11am Lunch of carb, meat, veggie, fruit, and cup of milk (for the young toddlers trying to switch from 2 naps to 1 I tried to feed them a bit early so they could go down for midday nap early if needed

12-3naptime - younger toddlers tended to go down early sometimes and rarely did anyone sleep til 3 unless they had issues falling asleep. Typical nap for everyone was usually 1-2 1/2 hrs

3pm Snack - like cheese & crackers, cookies & milk, juice & muffin, etc (no bottle after nap for toddlers - only the babies)

They typically would eat dinner at home between 5-6pm - some would have a small snack in the car on the way home if there dinner was closer to 6pm. 

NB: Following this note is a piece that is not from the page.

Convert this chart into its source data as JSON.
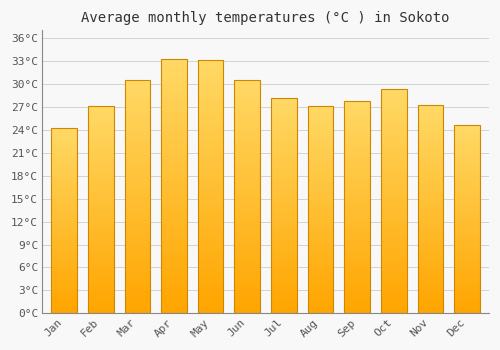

Those who had bedtime around 7-8 were cheerful for me during the day. Those that stayed up til 9-10 were crabby those days.


----------



## Mynx

Evie's coming up for 14 months but she's been in this eat/sleep routine for a couple of months now...

Wake up at 7am (ish...sometimes earlier, sometimes later)
8oz bottle at around 7.30am followed by a small piece of toast
Breakfast at around 8.30-9am of porridge (4oz milk in that) followed by half a narna

She'll then have a sleep from around 11am for about an hour to an hour and a half. 

Lunch at about 1pm of a sandwich followed by the rest of her narna
5oz bottle at about 2.30pm
Snack of a yoghurt/fruit/biccie at about 3.30pm
Dinner at 5pm followed by a fromage frais
6oz bottle at around 7.30pm, just before bed which is between 7.30 and 8pm.


----------



## Jchihuahua

Daisy is a terrible sleeper but a fantastic eater. This is her routine.

She gets up at 4am (although don't want to jinx it but she's been sleeping later a few times over this last fortnight so fingers crossed that will change!)

6:30 breakfast (usually cereal made with cows milk)

7ish a breastfeed before I go to work

8 until 9/9:30: nap

11ish 5oz bottle of EBM

1ish: lunch and water to drink

She then sometimes has a nap after lunch for about 45 mins but not always.

3ish: 5oz bottle of EBM

5: she has her tea, water to drink

6:30 breastfeed then bed


----------



## mrs_rj

Thanks everyone, it's really interesting to see everyones routine.

Well, nursery tried the 1 nap yesterday and she only took half an hou from 1 til 1.30 - she never sleeps very long at nursery as she can probably hear all the others playing! Having said that, it was the first nit in a while last night where she slept solidly from 7 til 7!!! Will see how we go again today xxx


----------



## lisaboo79

jacob was 1 on the 1st jan he generally sleeps through now

8.30am wake up :thumbup:

9am cereal with cows milk

10.30am snack

11.00am 30 min snooze- not all the time

1pm lunch and water 

3pm 4 oz bottle

3.30pm snooze 1-2 hours

6pm tea and water to drink

8pm 5 oz bottle 

8.30pm bed 

ive tried switching in so he goes to bed earlier and wakes up earlier but he is not having it at all, he occasionally sleeps till 9am but it doesnt seem to mess him up


----------



## hattiehippo

Tom was 1 on 23rd December. He usually still has 2 naps but I've recently cut down his sleeps after he started waking at 5am. He's now sleeping till around 7am instead with no more than 2 hours sleep during the day.

His routine is roughly,

7am wake up and 6oz of milk
8.30am breakfast - toast, cheerios and porridge.
10.30 - 11.30am nap
12.30pm lunch sometimes followed by some milk sometimes not.
3-4pm nap
5pm dinner
6pm bath
6.45 - 7pm 8oz bottle of milk and bedtime.

But this week he's had one day when he was awake from 7am to 12.30pm and only had 1 nap and another where he slept from 10.30am to 12pm and then stayed awake until bedtime.


----------